When the production of wealth is made the only legal means to produce — much less understand — value, the generation of value will take precedence over everything else, not simply as a means for producing material wealth, but even more as a means for understanding the world at all. When men and women are forced to feed this process; when against their will they are compelled to produce the wealth that commands value, their bodies are subject — as Adam Smith put it — to the natural wear and tear of any means of production whose utility arises from its relatively more favorable marginal cost relative to other means of production; for example, of machines or European wage laborers. We have not had this discussion. We have neither institutionalized nor memorialized the reduction of men and women to mere means of production because were we to have that discussion it would implicate us today. In a society mediated by commodity production and exchange, race has value.

Once race no longer has value — even then — it will not be time to forget the value “blackness” contributed to the immense, expanding engine of US industry from the seventeenth to the twenty-first century. The value “blackness” has contributed economically can be calculated; and not only the value of cotton, tobacco, rice, and soy. The value of “blackness” also includes the efficiencies transferred from Africans to Europeans when I easily slip unnoticed into secure neighborhoods that enjoy well-funded schools and well-maintained homes on well-lit streets monitored by smiling, congenial police officers. I did not “earn” this “right.” I worked not one minute for it. But someone did.
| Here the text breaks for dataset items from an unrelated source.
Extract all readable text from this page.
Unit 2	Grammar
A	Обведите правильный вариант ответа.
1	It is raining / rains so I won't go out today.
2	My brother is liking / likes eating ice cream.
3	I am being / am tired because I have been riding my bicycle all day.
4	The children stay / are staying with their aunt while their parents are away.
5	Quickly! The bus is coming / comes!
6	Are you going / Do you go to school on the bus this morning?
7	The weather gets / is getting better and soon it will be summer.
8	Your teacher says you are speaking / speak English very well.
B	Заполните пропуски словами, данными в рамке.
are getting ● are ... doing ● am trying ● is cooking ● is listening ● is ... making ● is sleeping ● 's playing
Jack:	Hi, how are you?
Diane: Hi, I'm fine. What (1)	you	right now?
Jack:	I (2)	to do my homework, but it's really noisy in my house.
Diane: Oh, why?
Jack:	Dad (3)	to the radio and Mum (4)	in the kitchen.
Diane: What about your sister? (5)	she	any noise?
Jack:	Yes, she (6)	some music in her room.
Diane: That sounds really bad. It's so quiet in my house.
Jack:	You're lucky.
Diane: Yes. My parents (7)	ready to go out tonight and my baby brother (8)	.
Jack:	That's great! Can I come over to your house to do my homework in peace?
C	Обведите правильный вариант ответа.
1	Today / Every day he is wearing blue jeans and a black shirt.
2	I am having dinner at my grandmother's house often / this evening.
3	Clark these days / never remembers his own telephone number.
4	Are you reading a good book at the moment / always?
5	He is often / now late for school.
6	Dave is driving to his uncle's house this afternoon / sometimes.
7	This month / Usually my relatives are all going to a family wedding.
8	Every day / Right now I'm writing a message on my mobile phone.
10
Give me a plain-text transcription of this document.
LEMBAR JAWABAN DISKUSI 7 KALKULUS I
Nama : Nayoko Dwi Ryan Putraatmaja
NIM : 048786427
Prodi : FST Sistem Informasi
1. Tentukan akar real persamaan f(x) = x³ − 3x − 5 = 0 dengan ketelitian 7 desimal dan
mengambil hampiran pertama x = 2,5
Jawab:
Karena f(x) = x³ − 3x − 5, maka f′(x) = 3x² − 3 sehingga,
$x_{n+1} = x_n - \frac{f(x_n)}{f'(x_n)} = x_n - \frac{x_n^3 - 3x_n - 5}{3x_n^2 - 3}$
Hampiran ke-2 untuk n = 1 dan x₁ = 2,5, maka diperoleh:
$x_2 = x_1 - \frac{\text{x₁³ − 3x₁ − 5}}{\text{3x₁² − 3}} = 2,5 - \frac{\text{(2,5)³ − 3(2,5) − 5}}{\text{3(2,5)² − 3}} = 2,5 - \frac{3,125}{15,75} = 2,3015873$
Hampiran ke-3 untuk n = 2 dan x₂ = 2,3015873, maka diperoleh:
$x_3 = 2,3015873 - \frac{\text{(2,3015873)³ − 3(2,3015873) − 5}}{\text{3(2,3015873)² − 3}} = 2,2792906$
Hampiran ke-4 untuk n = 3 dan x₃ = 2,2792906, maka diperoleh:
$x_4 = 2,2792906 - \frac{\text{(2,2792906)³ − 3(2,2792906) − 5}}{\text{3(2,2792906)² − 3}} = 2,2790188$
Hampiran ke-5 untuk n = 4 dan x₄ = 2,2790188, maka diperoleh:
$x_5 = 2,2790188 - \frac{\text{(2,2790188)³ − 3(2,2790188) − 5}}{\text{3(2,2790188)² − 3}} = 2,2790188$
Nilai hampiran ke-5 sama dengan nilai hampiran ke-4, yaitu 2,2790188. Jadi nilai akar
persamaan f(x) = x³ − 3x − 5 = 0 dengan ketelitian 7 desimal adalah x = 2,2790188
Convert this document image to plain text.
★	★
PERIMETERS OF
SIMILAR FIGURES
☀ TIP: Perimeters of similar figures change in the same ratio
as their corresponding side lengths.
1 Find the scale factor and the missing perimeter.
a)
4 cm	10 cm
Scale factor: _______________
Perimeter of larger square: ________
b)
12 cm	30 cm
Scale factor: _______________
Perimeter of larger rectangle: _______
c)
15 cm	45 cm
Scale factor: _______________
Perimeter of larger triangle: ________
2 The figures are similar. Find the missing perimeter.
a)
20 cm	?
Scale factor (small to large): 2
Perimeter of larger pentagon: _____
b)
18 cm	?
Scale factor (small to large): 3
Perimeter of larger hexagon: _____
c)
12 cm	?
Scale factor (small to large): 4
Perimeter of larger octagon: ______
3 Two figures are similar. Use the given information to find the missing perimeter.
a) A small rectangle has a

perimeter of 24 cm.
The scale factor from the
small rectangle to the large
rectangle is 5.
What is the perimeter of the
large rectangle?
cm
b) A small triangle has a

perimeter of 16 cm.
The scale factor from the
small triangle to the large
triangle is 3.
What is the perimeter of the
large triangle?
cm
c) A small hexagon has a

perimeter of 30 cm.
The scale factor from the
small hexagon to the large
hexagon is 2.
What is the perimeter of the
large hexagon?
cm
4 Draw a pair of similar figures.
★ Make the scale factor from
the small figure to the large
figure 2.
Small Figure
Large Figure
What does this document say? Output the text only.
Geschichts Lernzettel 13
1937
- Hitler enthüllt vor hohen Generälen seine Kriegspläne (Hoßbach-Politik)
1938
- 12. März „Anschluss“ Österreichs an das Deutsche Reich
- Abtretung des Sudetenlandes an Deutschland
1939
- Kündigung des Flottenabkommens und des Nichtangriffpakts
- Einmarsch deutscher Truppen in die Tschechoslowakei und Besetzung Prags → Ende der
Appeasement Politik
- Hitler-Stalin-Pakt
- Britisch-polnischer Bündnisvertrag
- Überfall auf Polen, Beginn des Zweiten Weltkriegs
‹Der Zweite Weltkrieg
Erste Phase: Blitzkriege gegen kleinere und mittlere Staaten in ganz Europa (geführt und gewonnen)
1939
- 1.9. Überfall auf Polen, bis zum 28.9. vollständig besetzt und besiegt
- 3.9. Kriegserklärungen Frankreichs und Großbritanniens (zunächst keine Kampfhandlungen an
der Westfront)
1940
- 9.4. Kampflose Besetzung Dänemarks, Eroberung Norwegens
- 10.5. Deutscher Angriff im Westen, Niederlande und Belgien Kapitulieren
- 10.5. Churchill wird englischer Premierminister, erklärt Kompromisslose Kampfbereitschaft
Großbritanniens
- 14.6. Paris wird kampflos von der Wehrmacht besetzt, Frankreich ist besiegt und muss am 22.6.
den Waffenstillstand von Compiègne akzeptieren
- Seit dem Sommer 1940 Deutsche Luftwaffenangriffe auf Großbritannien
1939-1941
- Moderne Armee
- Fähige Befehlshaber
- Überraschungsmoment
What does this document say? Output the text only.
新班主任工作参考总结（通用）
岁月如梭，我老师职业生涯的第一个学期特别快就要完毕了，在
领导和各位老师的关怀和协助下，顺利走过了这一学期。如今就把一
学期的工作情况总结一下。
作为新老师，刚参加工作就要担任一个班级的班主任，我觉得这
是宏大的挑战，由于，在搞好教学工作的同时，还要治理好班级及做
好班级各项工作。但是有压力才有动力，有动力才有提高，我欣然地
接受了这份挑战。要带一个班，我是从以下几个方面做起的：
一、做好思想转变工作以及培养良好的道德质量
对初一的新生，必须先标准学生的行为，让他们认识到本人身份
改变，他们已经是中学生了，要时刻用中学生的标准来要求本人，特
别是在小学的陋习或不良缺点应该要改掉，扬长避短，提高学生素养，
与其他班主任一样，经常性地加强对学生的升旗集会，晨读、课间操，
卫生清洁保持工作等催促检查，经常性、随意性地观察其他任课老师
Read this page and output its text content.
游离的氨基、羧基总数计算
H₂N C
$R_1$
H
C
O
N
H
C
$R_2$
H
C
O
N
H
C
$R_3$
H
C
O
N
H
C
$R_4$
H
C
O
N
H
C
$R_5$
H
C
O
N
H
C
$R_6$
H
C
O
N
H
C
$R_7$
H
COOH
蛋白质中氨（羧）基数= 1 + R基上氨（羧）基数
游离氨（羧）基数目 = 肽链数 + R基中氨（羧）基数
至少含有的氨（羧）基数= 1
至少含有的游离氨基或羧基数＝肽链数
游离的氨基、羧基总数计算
Is this an all-American Sonderwegthese, as Williams suggests? No. Were we to talk openly about the value of “whiteness” and “blackness”; were we to institutionalize in our schools, laws, and regulations; were we to memorialize in our parks, museums and public spaces the violence of this economic calculus, including its continuing racial inflection — then we could happily report that we are not talking about European Americans today, but about European Americans in the past. Lacking such institutionalization and memorialization, however, we are talking and need to continue to talk about the still peculiar path of America. Race has value.